On April 6, 2008, Army Spc. Michael Carter, a combat cameraman, was nearing the end of a yearlong tour in Afghanistan.
According to Army Times, he’d completed his last combat mission, but his boss fell ill and instructed Carter to take his place with 100 Afghan special operations commandos and 40 U.S. special forces soldiers from C Company, 3rd Battalion, 3rd Special Forces Group as they entered Shok Valley — a well-known sanctuary of the Hezeb Islamic al Gulbadin terrorist group.
Chinooks dropped them in the valley, and they began a grueling two-mile trek alongside a fast-flowing river, moving toward higher ground. Everything was going according to plan until they were met by insurgent fire — a massive ambush.
As they were scaling the cliff, the unit’s interpreter was shot point blank. The original mission was to fight the group from above, but they began taking fire during the ascent, which turned into a fight that would last seven hours.
“We hit one terrace and started contact. My camera was in my bag, so I pulled my rifle and started shooting at movement,” Carter told Army Times. “Rounds starting popping around me and I climbed to the next level and ran for cover where the captain and the [joint tactical air controller] were at.
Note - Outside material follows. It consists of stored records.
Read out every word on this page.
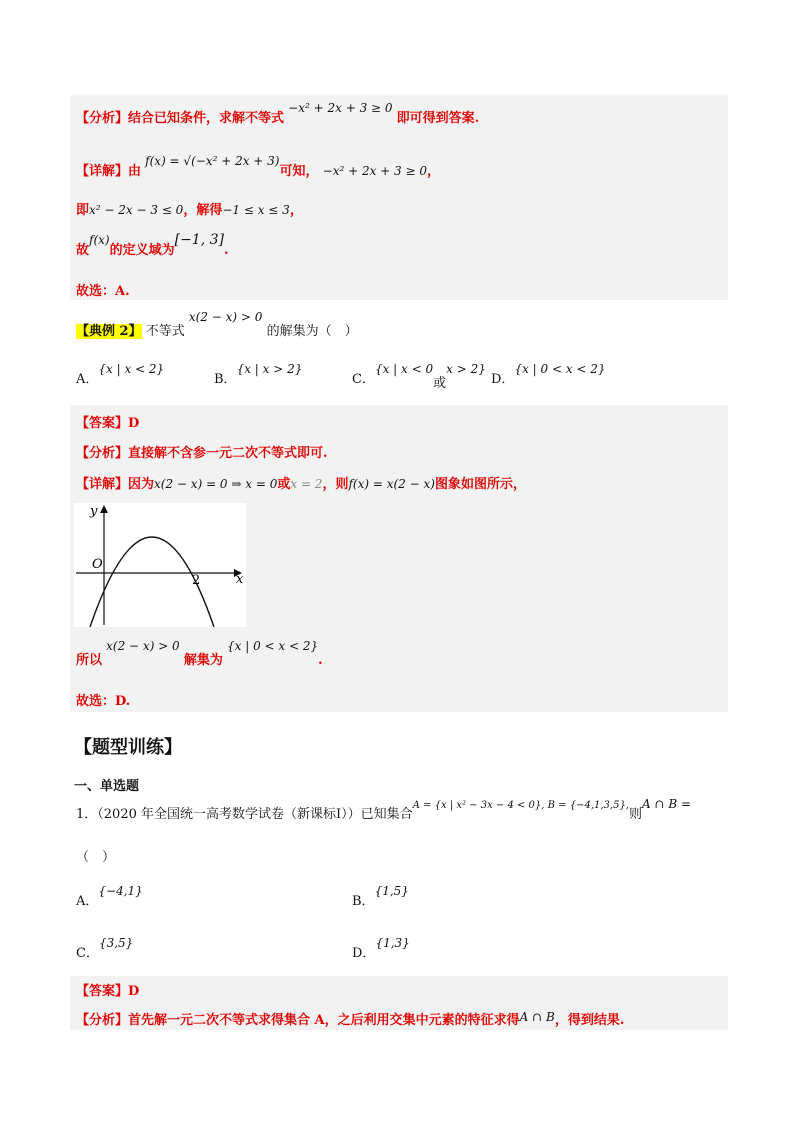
【分析】结合已知条件，求解不等式 −x² + 2x + 3 ≥ 0 即可得到答案.
【详解】由 f(x) = √(−x² + 2x + 3)可知， −x² + 2x + 3 ≥ 0，
即x² − 2x − 3 ≤ 0，解得−1 ≤ x ≤ 3，
故f(x)的定义域为[−1, 3].
故选：A.
【典例 2】 不等式 x(2 − x) > 0 的解集为（　）
A．{x | x < 2}
B．{x | x > 2}
C．{x | x < 0或x > 2}
D．{x | 0 < x < 2}
【答案】D
【分析】直接解不含参一元二次不等式即可.
【详解】因为x(2 − x) = 0 ⇒ x = 0或x = 2，则f(x) = x(2 − x)图象如图所示，
y
x
O
2
所以 x(2 − x) > 0 解集为 {x | 0 < x < 2}.
故选：D.
【题型训练】
一、单选题
1．（2020 年全国统一高考数学试卷（新课标Ⅰ））已知集合$^{A = \{x | x^2 - 3x - 4 < 0\}, B = \{-4,1,3,5\},}$则A ∩ B =
（　）
A．{−4,1}
B．{1,5}
C．{3,5}
D．{1,3}
【答案】D
【分析】首先解一元二次不等式求得集合 A，之后利用交集中元素的特征求得A ∩ B，得到结果.
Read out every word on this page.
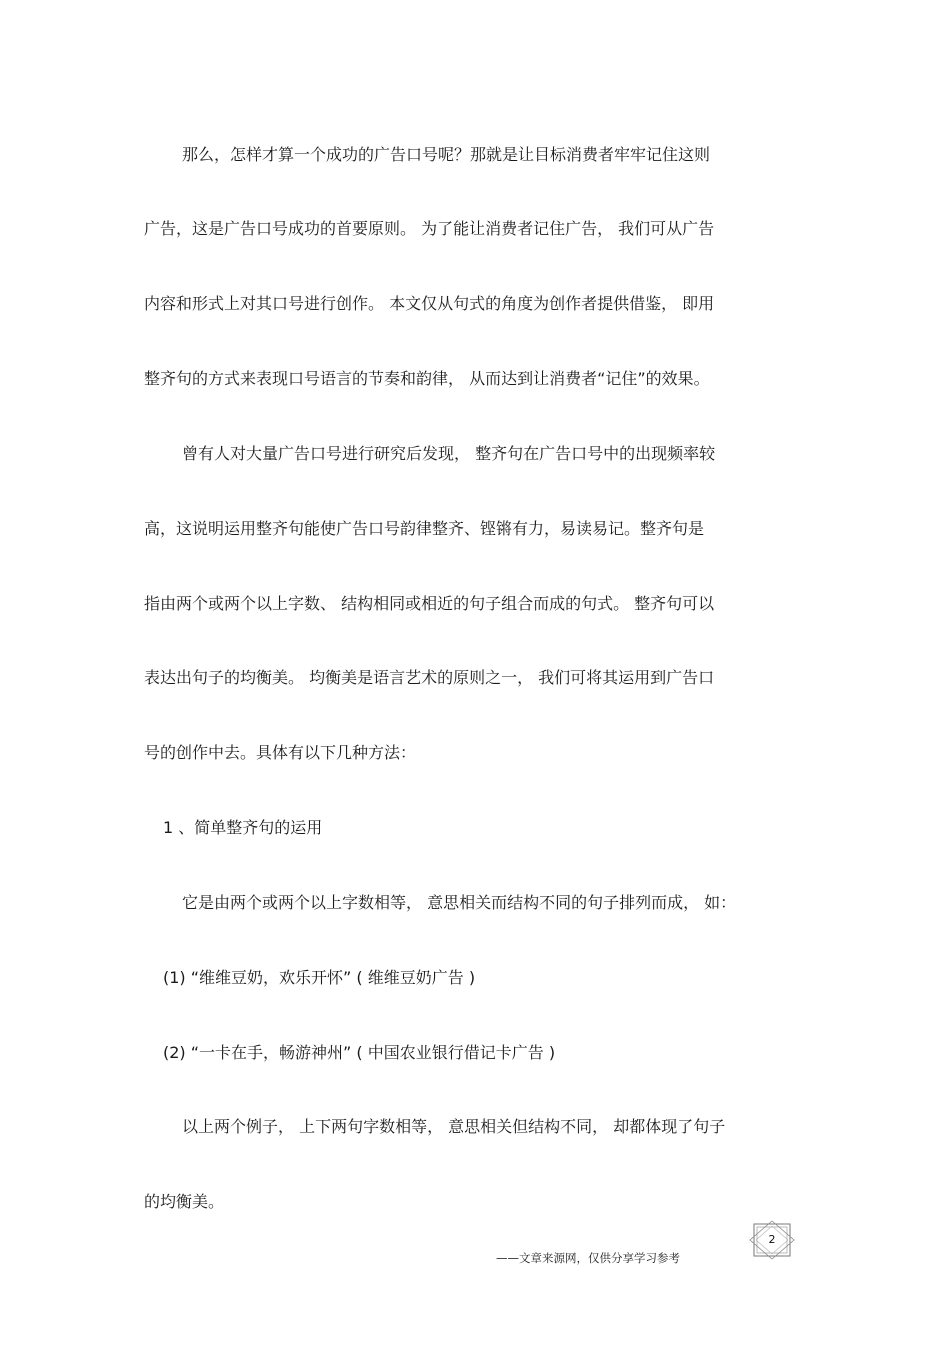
那么，怎样才算一个成功的广告口号呢？那就是让目标消费者牢牢记住这则
广告，这是广告口号成功的首要原则。 为了能让消费者记住广告， 我们可从广告
内容和形式上对其口号进行创作。 本文仅从句式的角度为创作者提供借鉴， 即用
整齐句的方式来表现口号语言的节奏和韵律， 从而达到让消费者“记住”的效果。
曾有人对大量广告口号进行研究后发现， 整齐句在广告口号中的出现频率较
高，这说明运用整齐句能使广告口号韵律整齐、铿锵有力，易读易记。整齐句是
指由两个或两个以上字数、 结构相同或相近的句子组合而成的句式。 整齐句可以
表达出句子的均衡美。 均衡美是语言艺术的原则之一， 我们可将其运用到广告口
号的创作中去。具体有以下几种方法：
1 、简单整齐句的运用
它是由两个或两个以上字数相等， 意思相关而结构不同的句子排列而成， 如：
(1) “维维豆奶，欢乐开怀” ( 维维豆奶广告 )
(2) “一卡在手，畅游神州” ( 中国农业银行借记卡广告 )
以上两个例子， 上下两句字数相等， 意思相关但结构不同， 却都体现了句子
的均衡美。
——文章来源网，仅供分享学习参考
2
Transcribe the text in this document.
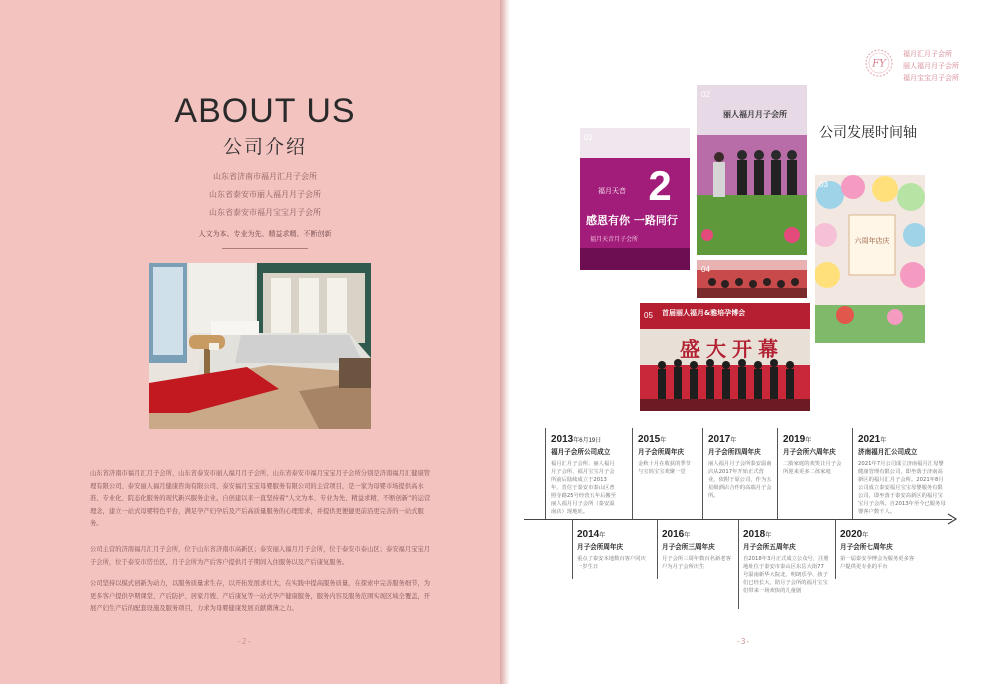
ABOUT US
公司介绍
山东省济南市福月汇月子会所
山东省泰安市丽人福月月子会所
山东省泰安市福月宝宝月子会所
人文为本、专业为先、精益求精、不断创新

山东省济南市福月汇月子会所、山东省泰安市丽人福月月子会所、山东省泰安市福月宝宝月子会所分别是济南福月汇健康管理有限公司、泰安丽人福月健康咨询有限公司、泰安福月宝宝母婴服务有限公司的主营项目，是一家为母婴市场提供高水准、专业化、院态化服务的现代新兴服务企业。自创建以来一直坚持着“人文为本、专业为先、精益求精、不断创新”的运营理念，建立一站式母婴特色平台，满足孕产妇孕后及产后高质量服务的心理需求，并提供更便捷更前沿更完善的一站式服务。

公司主营的济南福月汇月子会所，位于山东省济南市高新区；泰安丽人福月月子会所，位于泰安市泰山区；泰安福月宝宝月子会所，位于泰安市岱岳区，月子会所为产后客户提供月子期间入住服务以及产后康复服务。

公司坚持以模式创新为动力，以服务质量求生存，以开拓发展求壮大，在实践中提高服务质量，在探索中完善服务细节，为更多客户提供孕期课堂、产后防护、居家月嫂、产后康复等一站式孕产健康服务，服务内容及服务范围实现区域全覆盖，开展产妇生产后的配套设施及服务项目，力求为母婴健康发展贡献微薄之力。

-2-
FY
福月汇月子会所
丽人福月月子会所
福月宝宝月子会所
公司发展时间轴
2
01
福月天音
感恩有你 一路同行
福月天音月子会所
02
丽人福月月子会所
03
六周年店庆
04
05 首届丽人福月&雅培孕博会
盛大开幕
2013年6月19日
福月子会所公司成立
福月汇月子会所、丽人福月月子会所、福月宝宝月子会所前后陆续成立于2013年，晋位于泰安市泰山区普照寺路25号经营五年后搬至丽人福月月子会所（泰安温南店）现地址。
2015年
月子会所周年庆
金秋十月在收获的季节与宝妈宝宝欢聚一堂
2017年
月子会所四周年庆
丽人福月月子会所泰安温南店从2017年开始正式营业，依附于原公司，作为五星级酒店合作的高端月子会所。
2019年
月子会所六周年庆
二胎家庭的欢笑让月子会所迎来更多二孩家庭
2021年
济南福月汇公司成立
2021年7月公司成立济南福月汇母婴健康管理有限公司，即坐落于济南高新区的福月汇月子会所。2021年8月公司成立泰安福月宝宝母婴服务有限公司，即坐落于泰安高新区的福月宝宝月子会所。自2013年至今已服务母婴客户数千人。
2014年
月子会所周年庆
重点了泰安本地数百客户同庆一岁生日
2016年
月子会所三周年庆
月子会所三周年数百名新老客户为月子会所庆生
2018年
月子会所五周年庆
自2018年3月正式成立公众号，注册地址位于泰安市泰山区东岳大街77号温南新华大院北，明朗乐孕、孩子们已经长大，陪月子会所的福月宝宝们带来一场欢快的儿童剧
2020年
月子会所七周年庆
第一届泰安孕博会为服务更多客户提供更专业的平台
-3-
It was a nook inside the mountain wall, like half a bubble.”
According to his citation, Carter “returned fire on insurgent locations, exposing himself to an intense volume of fire while killing multiple insurgent fighters and providing suppressive fire as the … Commander recovered the body of their dead interpreter.”
Bullets continued to fly, and two unit members were critically wounded.
With complete disregard for his safety, Carter left cover to provide suppressive fire and recover an injured detachment member, on whom he performed administered life-saving aid.
Moments later, Carter ran across open ground to recover a Satellite Communications Radio to call headquarters and request the aid of close air support strikes.
For his actions that day, Carter was awarded the Silver Star, which makes him the first soldier with the military occupational specialty of combat documentation and production specialist to be awarded the Army’s third-highest award for valor.
He is one of 10 soldiers who received an award for heroic actions in the Dec. 12, 2008, battle.
“That day Carter was not a combat cameraman, that day Carter was a Green Beret. He acted that way on the ground and that’s why I put him in for the award,” Capt. Kyle Walton, mission commander and commander of Operational Detachment Alpha 3336, told Army Times.